Потом был на пятом этаже. Проходил мимо 528-й комнаты. Стоял на площадке, курил. Вот сейчас из 528-й выскочит Асель, мимоходом обрадуется мне и вдруг почувствует, что случилось что-то непоправимое.
«Что?» — спросит она.
И снова стоял возле 412, как проклятый. Потом, зажав свою боль, задумчиво курил на лестничной площадке. И не поехал на работу. На № 3 троллейбусе проехал по Бутырской, Новослободской, Долгоруковской, мимо того старинного дома. В нем жила какая-то тайна, там меня ждали дореволюционные цыгане, и я чувствовал, что надо повеселиться напоследок, на мне была белая рубашка и черное проклятие. Пил с ними, видел всю их фальшивость и нерусский цинизм, но все равно приятно. Проехал по Чеховской. Ослепительно блистают хромированные детали машин. Доехал до Пушкинской площади. И пошел по Страстному бульвару, мимо «Нового мира» до клиники № 24, до больших тополей, где мы когда-то целовались с нею, и толстые стволы тополей так тяжело стояли на земле и качали тени ветвей на асфальте, будто двигая бульвар и нас вместе с ним. Вышел на Петровку, как всегда удивило и обрадовало своей красотой здание № 38 с колоннами, дошел до парка Эрмитаж, где мы были с ней. «Где же та развалистая скамья?»

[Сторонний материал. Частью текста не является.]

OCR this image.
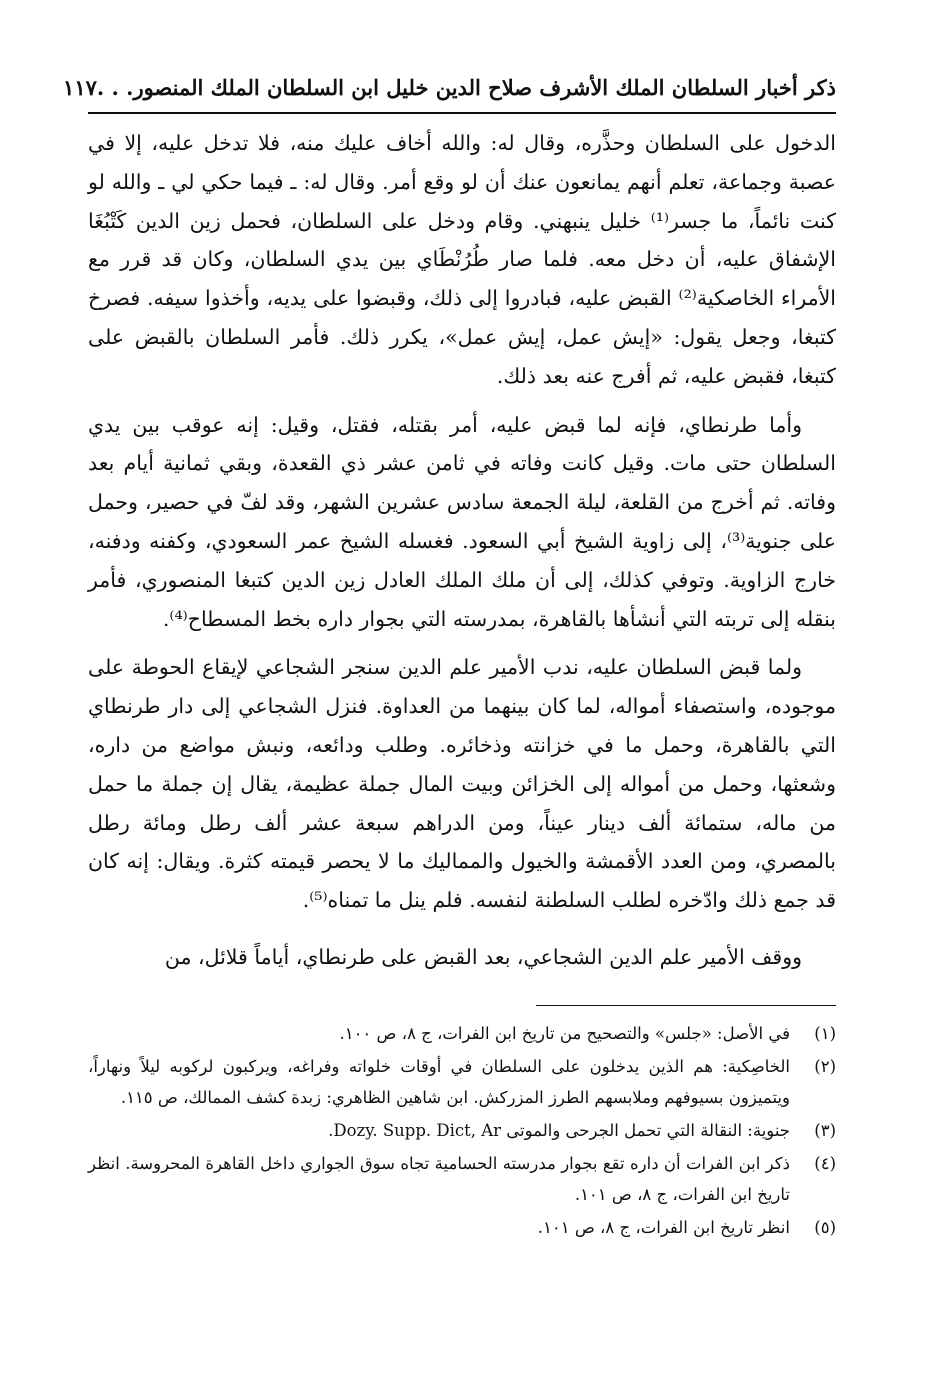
ذكر أخبار السلطان الملك الأشرف صلاح الدين خليل ابن السلطان الملك المنصور. . .
١١٧

الدخول على السلطان وحذَّره، وقال له: والله أخاف عليك منه، فلا تدخل عليه، إلا في عصبة وجماعة، تعلم أنهم يمانعون عنك أن لو وقع أمر. وقال له: ـ فيما حكي لي ـ والله لو كنت نائماً، ما جسر⁽¹⁾ خليل ينبهني. وقام ودخل على السلطان، فحمل زين الدين كَتْبُغَا الإشفاق عليه، أن دخل معه. فلما صار طُرُنْطَاي بين يدي السلطان، وكان قد قرر مع الأمراء الخاصكية⁽²⁾ القبض عليه، فبادروا إلى ذلك، وقبضوا على يديه، وأخذوا سيفه. فصرخ كتبغا، وجعل يقول: «إيش عمل، إيش عمل»، يكرر ذلك. فأمر السلطان بالقبض على كتبغا، فقبض عليه، ثم أفرج عنه بعد ذلك.

وأما طرنطاي، فإنه لما قبض عليه، أمر بقتله، فقتل، وقيل: إنه عوقب بين يدي السلطان حتى مات. وقيل كانت وفاته في ثامن عشر ذي القعدة، وبقي ثمانية أيام بعد وفاته. ثم أخرج من القلعة، ليلة الجمعة سادس عشرين الشهر، وقد لفّ في حصير، وحمل على جنوية⁽³⁾، إلى زاوية الشيخ أبي السعود. فغسله الشيخ عمر السعودي، وكفنه ودفنه، خارج الزاوية. وتوفي كذلك، إلى أن ملك الملك العادل زين الدين كتبغا المنصوري، فأمر بنقله إلى تربته التي أنشأها بالقاهرة، بمدرسته التي بجوار داره بخط المسطاح⁽⁴⁾.

ولما قبض السلطان عليه، ندب الأمير علم الدين سنجر الشجاعي لإيقاع الحوطة على موجوده، واستصفاء أمواله، لما كان بينهما من العداوة. فنزل الشجاعي إلى دار طرنطاي التي بالقاهرة، وحمل ما في خزانته وذخائره. وطلب ودائعه، ونبش مواضع من داره، وشعثها، وحمل من أمواله إلى الخزائن وبيت المال جملة عظيمة، يقال إن جملة ما حمل من ماله، ستمائة ألف دينار عيناً، ومن الدراهم سبعة عشر ألف رطل ومائة رطل بالمصري، ومن العدد الأقمشة والخيول والمماليك ما لا يحصر قيمته كثرة. ويقال: إنه كان قد جمع ذلك وادّخره لطلب السلطنة لنفسه. فلم ينل ما تمناه⁽⁵⁾.

ووقف الأمير علم الدين الشجاعي، بعد القبض على طرنطاي، أياماً قلائل، من

(١)
في الأصل: «جلس» والتصحيح من تاريخ ابن الفرات، ج ٨، ص ١٠٠.
(٢)
الخاصِكية: هم الذين يدخلون على السلطان في أوقات خلواته وفراغه، ويركبون لركوبه ليلاً ونهاراً، ويتميزون بسيوفهم وملابسهم الطرز المزركش. ابن شاهين الظاهري: زبدة كشف الممالك، ص ١١٥.
(٣)
جنوية: النقالة التي تحمل الجرحى والموتى Dozy. Supp. Dict, Ar.
(٤)
ذكر ابن الفرات أن داره تقع بجوار مدرسته الحسامية تجاه سوق الجواري داخل القاهرة المحروسة. انظر تاريخ ابن الفرات، ج ٨، ص ١٠١.
(٥)
انظر تاريخ ابن الفرات، ج ٨، ص ١٠١.
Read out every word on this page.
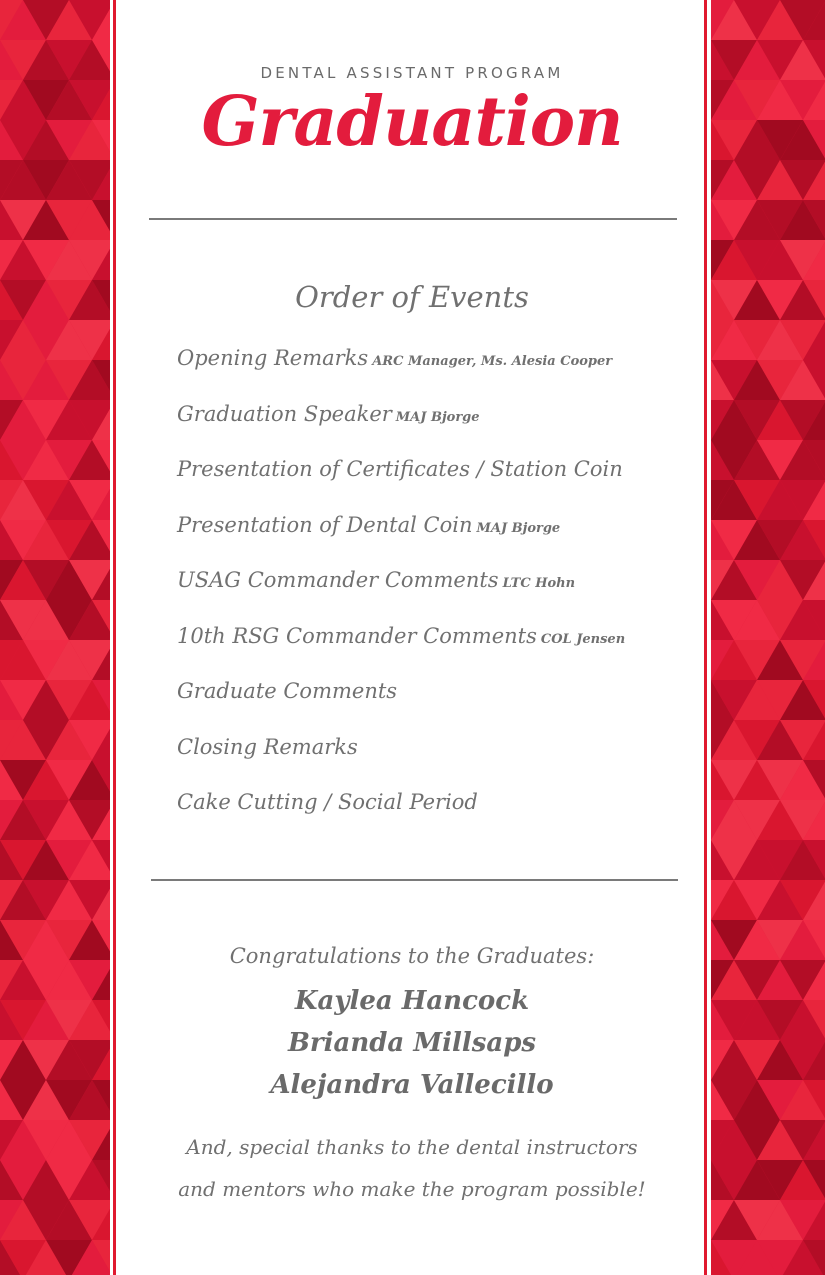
DENTAL ASSISTANT PROGRAM
Graduation
Order of Events
Opening Remarks ARC Manager, Ms. Alesia Cooper
Graduation Speaker MAJ Bjorge
Presentation of Certificates / Station Coin
Presentation of Dental Coin MAJ Bjorge
USAG Commander Comments LTC Hohn
10th RSG Commander Comments COL Jensen
Graduate Comments
Closing Remarks
Cake Cutting / Social Period
Congratulations to the Graduates:
Kaylea Hancock
Brianda Millsaps
Alejandra Vallecillo
And, special thanks to the dental instructors
and mentors who make the program possible!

Солнце было всюду — окна, очки, циферблатики, лужи. Блестели кончики волос, спадающих мне на глаза, искрились ресницы. Бешенство солнца. Сводит солнцем глаза, как скулы лимоном.
Смотрел на косое полукруглое здание на той стороне Петровки, и с надеждой думал о друзьях. Потом свернул на Большую Каретную улицу, странно, все влажное, а из переулка пыльный ветер. Все искал, где тогда мы гуляли с Асель. Пошел дворами и вышел к церкви. Смотреть на нее было радостно: заброшенная, голуби на карнизе казались мертвыми, старыми, как она сама. Я обошел ее и увидел маленький вход и доску, на ней было написано «церковь Знамения Пресвятой Богородицы за петровскими воротами 1679–1681 конец 1819». Она невысокая, кресты на ней маленькие, можно удержать в одной руке. Рядом с нею тополь, над ним синее небо. Потом пошел к другой церкви, а там двор и все церкви, церкви, у одной купол из черной треугольной чешуи. Большие кресты. Старая церковь, кирпич крошится из решетки кладки. Вошел. Вверху железные перекладины, на них фонари. Деревянные полы. Тихо потрескивают свечи. Я оставил свечу за счастливую радость.

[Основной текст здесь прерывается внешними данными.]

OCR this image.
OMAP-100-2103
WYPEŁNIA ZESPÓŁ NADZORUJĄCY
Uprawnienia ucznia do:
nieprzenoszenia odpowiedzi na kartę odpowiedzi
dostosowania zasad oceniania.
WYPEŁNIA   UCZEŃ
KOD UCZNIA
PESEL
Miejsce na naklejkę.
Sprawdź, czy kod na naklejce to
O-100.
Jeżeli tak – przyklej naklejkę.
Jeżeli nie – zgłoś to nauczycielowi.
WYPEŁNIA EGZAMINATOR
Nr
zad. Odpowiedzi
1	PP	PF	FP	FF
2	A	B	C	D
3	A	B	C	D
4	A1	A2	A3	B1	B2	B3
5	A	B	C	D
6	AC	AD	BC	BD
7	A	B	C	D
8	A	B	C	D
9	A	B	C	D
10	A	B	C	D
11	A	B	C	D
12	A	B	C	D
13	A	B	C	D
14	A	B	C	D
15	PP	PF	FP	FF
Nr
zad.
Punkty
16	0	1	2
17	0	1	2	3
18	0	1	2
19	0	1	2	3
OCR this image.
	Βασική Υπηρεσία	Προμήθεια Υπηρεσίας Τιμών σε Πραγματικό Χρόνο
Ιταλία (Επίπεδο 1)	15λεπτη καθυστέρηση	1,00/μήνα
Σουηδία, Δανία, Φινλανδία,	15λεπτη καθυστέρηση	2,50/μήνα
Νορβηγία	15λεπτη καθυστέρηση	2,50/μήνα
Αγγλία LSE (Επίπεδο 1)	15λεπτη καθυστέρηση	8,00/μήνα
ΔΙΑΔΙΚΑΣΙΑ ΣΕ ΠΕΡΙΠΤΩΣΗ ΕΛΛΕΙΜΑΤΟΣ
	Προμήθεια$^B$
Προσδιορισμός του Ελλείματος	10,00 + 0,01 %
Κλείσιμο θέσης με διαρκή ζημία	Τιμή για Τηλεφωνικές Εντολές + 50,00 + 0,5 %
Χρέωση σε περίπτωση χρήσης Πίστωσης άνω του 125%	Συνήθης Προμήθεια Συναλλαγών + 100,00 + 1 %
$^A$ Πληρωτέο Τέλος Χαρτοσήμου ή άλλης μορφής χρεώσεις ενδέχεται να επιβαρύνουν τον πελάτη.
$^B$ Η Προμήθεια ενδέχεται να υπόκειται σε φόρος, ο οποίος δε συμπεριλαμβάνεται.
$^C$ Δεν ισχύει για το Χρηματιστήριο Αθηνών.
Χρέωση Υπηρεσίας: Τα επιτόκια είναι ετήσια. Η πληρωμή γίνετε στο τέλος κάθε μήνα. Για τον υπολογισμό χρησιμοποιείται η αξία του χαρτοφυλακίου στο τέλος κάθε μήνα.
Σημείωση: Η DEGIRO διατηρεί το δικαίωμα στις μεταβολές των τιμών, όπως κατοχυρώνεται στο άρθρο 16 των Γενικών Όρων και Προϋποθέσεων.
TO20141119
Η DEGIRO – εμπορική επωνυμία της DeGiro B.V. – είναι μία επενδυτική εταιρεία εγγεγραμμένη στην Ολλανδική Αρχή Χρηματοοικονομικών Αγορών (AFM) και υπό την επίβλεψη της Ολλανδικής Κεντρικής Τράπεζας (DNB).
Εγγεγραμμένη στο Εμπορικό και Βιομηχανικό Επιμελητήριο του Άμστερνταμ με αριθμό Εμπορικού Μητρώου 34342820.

Потом пошел в то кафе, где мы летом сидели с Асель, когда искали материал на свадебное платье. Вспомнил голубей, и что было необыкновенно грустно рядом со Столешниковым переулком, и хотелось что-то написать, чтобы передать грусть всех времен. Может, я что-то предчувствовал или помнил? «Я приехал в Москву, я был, как голубь у мусорного бака на сырой земле. Я хотел счастья, и не знал какого, и грустил, что его никогда не будет, гули-гули-гули».
Взял коньяк «Белый аист», кофе черный и вот сижу, курю.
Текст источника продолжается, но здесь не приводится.